Grossesses non désirées en milieu jeunes : Sous-information, inconscience et insouciance

Elles sont mères sans être mariées. Certains ont fini par leur trouver une appellation : FM (filles-mères). Malgré les campagnes de sensibilisation à l’utilisation du préservatif pour se protéger contre le Sida, les maladies sexuellement transmissibles et, partant, pour éviter les grossesses précoces et, non désirées, des adolescentes et des jeunes filles continuent de faire des enfants sans l’avoir voulu. On estime à 87 millions le nombre de grossesses non désirées dans le monde.

A l’échelle nationale, on n’a pas besoin de statistiques pour reconnaître l’importance du phénomène aussi bien en milieu urbain que rural. Bobo-Dioulasso fait partie de ces villes où la problématique est cruciale, car beaucoup de jeunes filles comme partout ailleurs au Burkina Faso, y manquent d’informations justes et vivent dans des situations précaires qui les exposent à la merci des hommes. A cela s’ajoutent l’inconscience et l’insouciance dans les comportements sexuels. Des jeunes s’expriment dans la ville de Sya avec des témoignages sur des cas certes isolés mais qui constituent une photographie de la situation réelle.

Assita Traoré, nommons-la ainsi, 23 ans. Célibataire et déjà mère de deux enfants : Kader et Aïda. Le premier, né en 2003, lorsque sa mère avait 18 ans, est le fruit d’une aventure amoureuse. Avec la crise en Côte d’Ivoire, beaucoup de Burkinabè de la diaspora ivoirienne sont rentrés au pays pour investir.

Aziz fait partie de ces jeunes qui ont fait fortune au bord de la lagune Ebrié et qui ont décidé de délocaliser leurs affaires au Faso. Cela l’amène à faire des va-et-vient entre Abidjan-Ouagadougou et Bobo-Dioulasso où réside sa famille biologique. Lors de ses séjours à Sya, il fait la connaissance d’Assita.

Commence alors une relation amoureuse ( ?) qui aboutit à une grossesse dont Aziz refuse, dans un premier temps, d’assumer la paternité parce qu’il n’était pas le seul partenaire sexuel d’Assita.

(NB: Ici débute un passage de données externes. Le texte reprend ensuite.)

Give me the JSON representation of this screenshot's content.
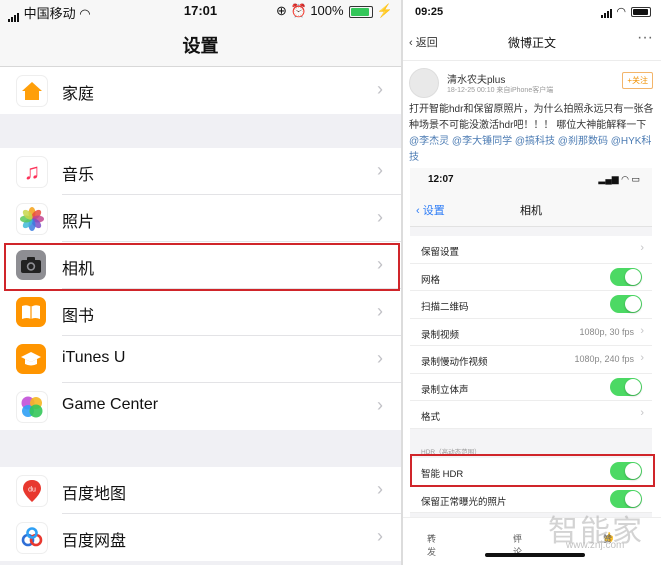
{
  "left": {
    "status": {
      "carrier": "中国移动",
      "time": "17:01",
      "battery": "100%"
    },
    "nav_title": "设置",
    "groups": [
      {
        "items": [
          {
            "label": "家庭",
            "icon": "home-icon",
            "color": "#ffffff"
          }
        ]
      },
      {
        "items": [
          {
            "label": "音乐",
            "icon": "music-icon",
            "color": "#ffffff"
          },
          {
            "label": "照片",
            "icon": "photos-icon",
            "color": "#ffffff"
          },
          {
            "label": "相机",
            "icon": "camera-icon",
            "color": "#8e8e93"
          },
          {
            "label": "图书",
            "icon": "books-icon",
            "color": "#ff9500"
          },
          {
            "label": "iTunes U",
            "icon": "itunes-u-icon",
            "color": "#ff9500"
          },
          {
            "label": "Game Center",
            "icon": "game-center-icon",
            "color": "#ffffff"
          }
        ]
      },
      {
        "items": [
          {
            "label": "百度地图",
            "icon": "baidu-map-icon",
            "color": "#ffffff"
          },
          {
            "label": "百度网盘",
            "icon": "baidu-netdisk-icon",
            "color": "#ffffff"
          }
        ]
      }
    ],
    "highlighted": "相机",
    "highlight_color": "#d0252a"
  },
  "right": {
    "status": {
      "time": "09:25"
    },
    "nav": {
      "back": "返回",
      "title": "微博正文",
      "more": "···"
    },
    "post": {
      "username": "清水农夫plus",
      "meta": "18-12-25 00:10  来自iPhone客户端",
      "follow": "+关注",
      "text": "打开智能hdr和保留原照片，为什么拍照永远只有一张各种场景不可能没激活hdr吧！！！ 哪位大神能解释一下",
      "mentions": "@李杰灵 @李大锤同学 @搞科技 @刹那数码 @HYK科技"
    },
    "inner": {
      "status_time": "12:07",
      "back": "设置",
      "title": "相机",
      "rows": [
        {
          "label": "保留设置",
          "value": "",
          "type": "chevron"
        },
        {
          "label": "网格",
          "value": "",
          "type": "toggle"
        },
        {
          "label": "扫描二维码",
          "value": "",
          "type": "toggle"
        },
        {
          "label": "录制视频",
          "value": "1080p, 30 fps",
          "type": "chevron"
        },
        {
          "label": "录制慢动作视频",
          "value": "1080p, 240 fps",
          "type": "chevron"
        },
        {
          "label": "录制立体声",
          "value": "",
          "type": "toggle"
        },
        {
          "label": "格式",
          "value": "",
          "type": "chevron"
        }
      ],
      "hdr_section": "HDR（高动态范围）",
      "hdr_rows": [
        {
          "label": "智能 HDR",
          "type": "toggle"
        },
        {
          "label": "保留正常曝光的照片",
          "type": "toggle"
        }
      ],
      "toggle_color": "#4cd964"
    },
    "actions": {
      "repost": "转发",
      "comment": "评论",
      "like": "赞"
    },
    "watermark": "智能家",
    "watermark_url": "www.znj.com"
  }
}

"En fait, j’avais un autre copain sur place à Bobo que mon "Ivoirien" a découvert. Mais la grossesse est de lui", affirme Assita avec un air de certitude. Néanmoins, a-t-elle raconté, le jeune de la diaspora a finalement reconnu le petit Kader, mais a fuit ses responsabilités.

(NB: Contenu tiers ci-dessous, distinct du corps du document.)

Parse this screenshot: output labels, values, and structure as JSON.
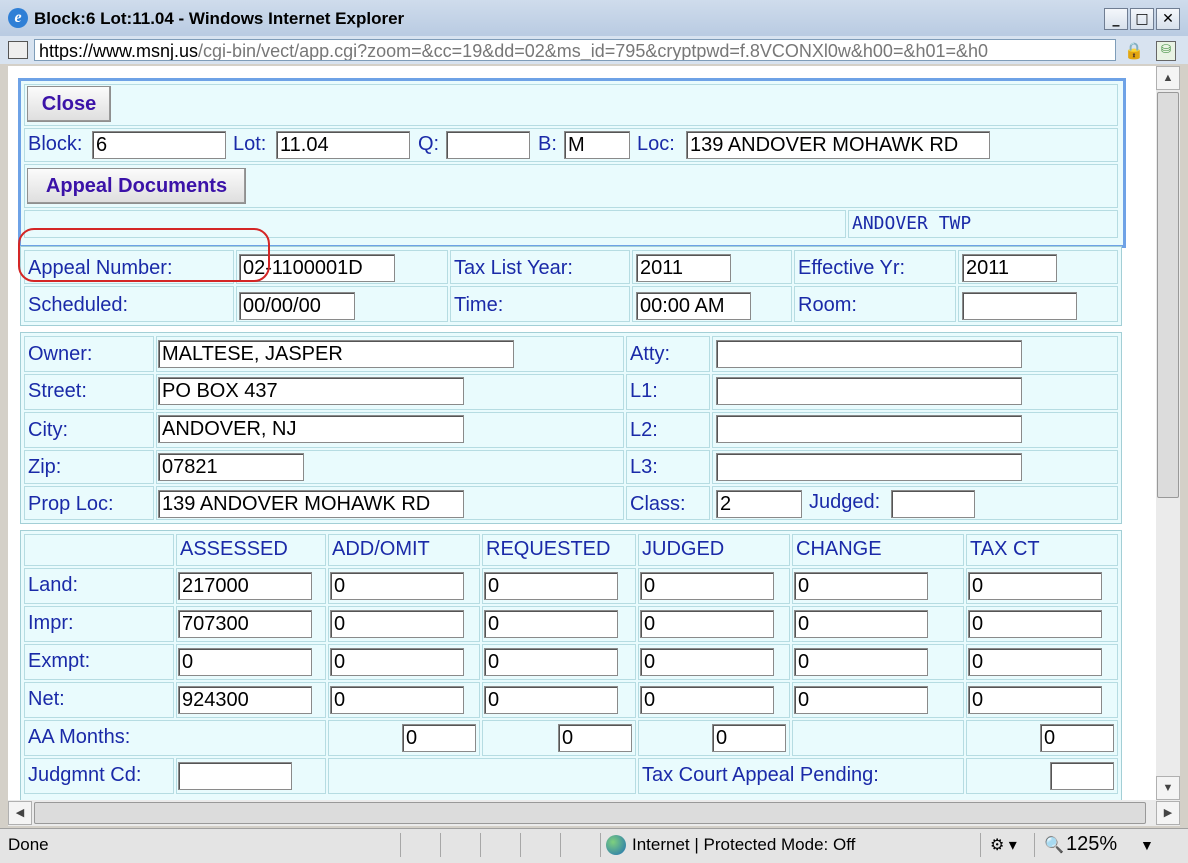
{
  "window": {
    "title": "Block:6 Lot:11.04 - Windows Internet Explorer",
    "url_prefix": "https://www.",
    "url_domain": "msnj.us",
    "url_rest": "/cgi-bin/vect/app.cgi?zoom=&cc=19&dd=02&ms_id=795&cryptpwd=f.8VCONXl0w&h00=&h01=&h0"
  },
  "toolbar": {
    "close_label": "Close",
    "appeal_docs_label": "Appeal Documents"
  },
  "parcel": {
    "block_label": "Block:",
    "block": "6",
    "lot_label": "Lot:",
    "lot": "11.04",
    "q_label": "Q:",
    "q": "",
    "b_label": "B:",
    "b": "M",
    "loc_label": "Loc:",
    "loc": "139 ANDOVER MOHAWK RD",
    "township": "ANDOVER  TWP"
  },
  "appeal": {
    "number_label": "Appeal Number:",
    "number": "02-1100001D",
    "taxyear_label": "Tax List Year:",
    "taxyear": "2011",
    "effyr_label": "Effective Yr:",
    "effyr": "2011",
    "scheduled_label": "Scheduled:",
    "scheduled": "00/00/00",
    "time_label": "Time:",
    "time": "00:00 AM",
    "room_label": "Room:",
    "room": ""
  },
  "owner": {
    "owner_label": "Owner:",
    "owner": "MALTESE, JASPER",
    "street_label": "Street:",
    "street": "PO BOX 437",
    "city_label": "City:",
    "city": "ANDOVER, NJ",
    "zip_label": "Zip:",
    "zip": "07821",
    "proploc_label": "Prop Loc:",
    "proploc": "139 ANDOVER MOHAWK RD",
    "atty_label": "Atty:",
    "atty": "",
    "l1_label": "L1:",
    "l1": "",
    "l2_label": "L2:",
    "l2": "",
    "l3_label": "L3:",
    "l3": "",
    "class_label": "Class:",
    "class": "2",
    "judged_label": "Judged:",
    "judged": ""
  },
  "values": {
    "headers": [
      "ASSESSED",
      "ADD/OMIT",
      "REQUESTED",
      "JUDGED",
      "CHANGE",
      "TAX CT"
    ],
    "rows": [
      {
        "label": "Land:",
        "cells": [
          "217000",
          "0",
          "0",
          "0",
          "0",
          "0"
        ]
      },
      {
        "label": "Impr:",
        "cells": [
          "707300",
          "0",
          "0",
          "0",
          "0",
          "0"
        ]
      },
      {
        "label": "Exmpt:",
        "cells": [
          "0",
          "0",
          "0",
          "0",
          "0",
          "0"
        ]
      },
      {
        "label": "Net:",
        "cells": [
          "924300",
          "0",
          "0",
          "0",
          "0",
          "0"
        ]
      }
    ],
    "aa_label": "AA Months:",
    "aa": [
      "0",
      "0",
      "0",
      "0"
    ],
    "judgmnt_label": "Judgmnt Cd:",
    "judgmnt": "",
    "taxcourt_label": "Tax Court Appeal Pending:",
    "taxcourt": ""
  },
  "status": {
    "done": "Done",
    "zone": "Internet | Protected Mode: Off",
    "zoom": "125%"
  }
}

"Depuis, il ne m’appelle plus et ne s’occupe pas de l’enfant". Et la vie est devenue désormais un calvaire pour Assita, qui n’a pas de boulot et vit dans une famille modeste.

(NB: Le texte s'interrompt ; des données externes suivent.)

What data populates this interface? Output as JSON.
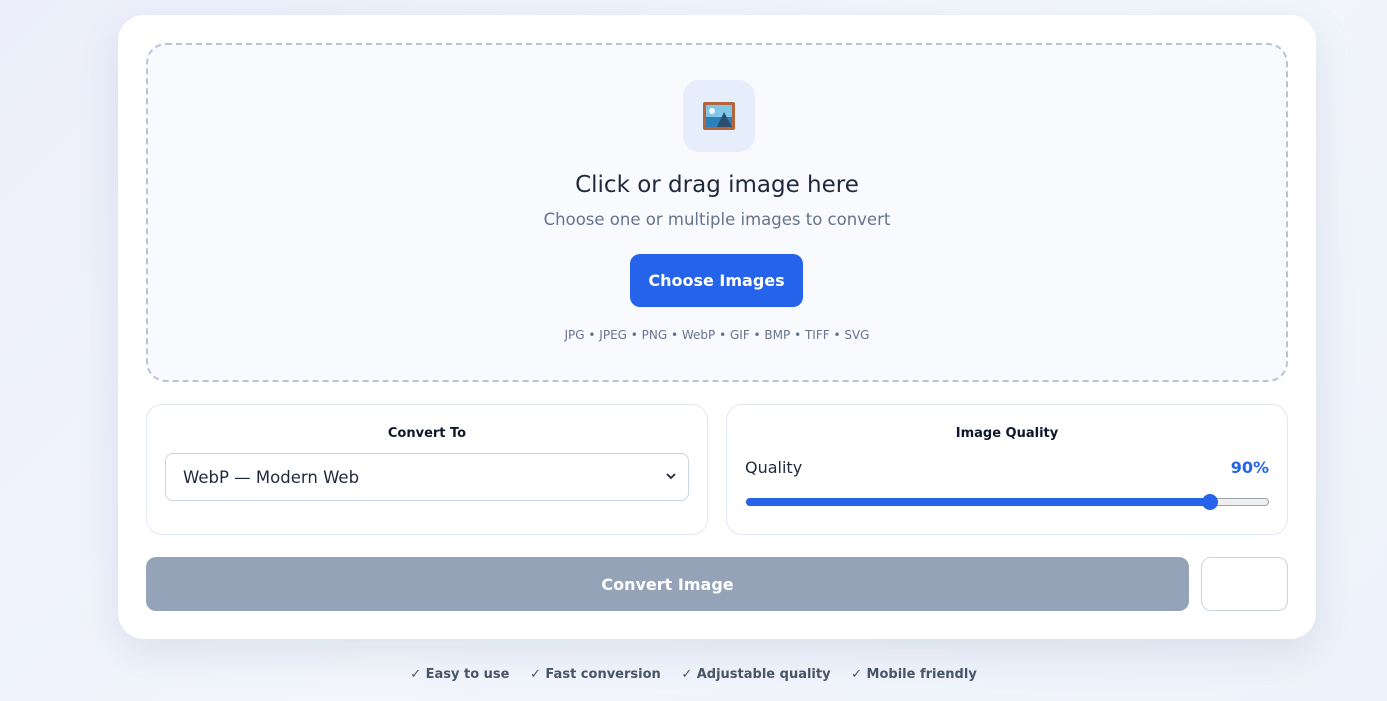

"Mes rapports avec mon père sont devenus tumultueux puisqu’au niveau de la mosquée du quartier, il était mal vu surtout que je n’étais pas la seule fille de la famille à tomber enceinte. Du coup, ma mère en a pâti parce qu’il l’accusait de ne pas bien surveiller ses enfants. Mon autre copain aussi m’a abandonnée".

Pour ne rien arranger, cinq ans plus tard, la jeune fille pique une nouvelle grossesse avec un "faux type" selon ses propres termes, un fonctionnaire résidant dans un département du Houet qui lui avait promis le mariage :

"J’ai pensé qu’en faisant un enfant avec lui, il allait m’épouser, surtout qu’il avait l’air de quelqu’un de sérieux. Il s’occupait bien de moi, respectait ma famille et amenait même Kader chez lui pour quelques jours.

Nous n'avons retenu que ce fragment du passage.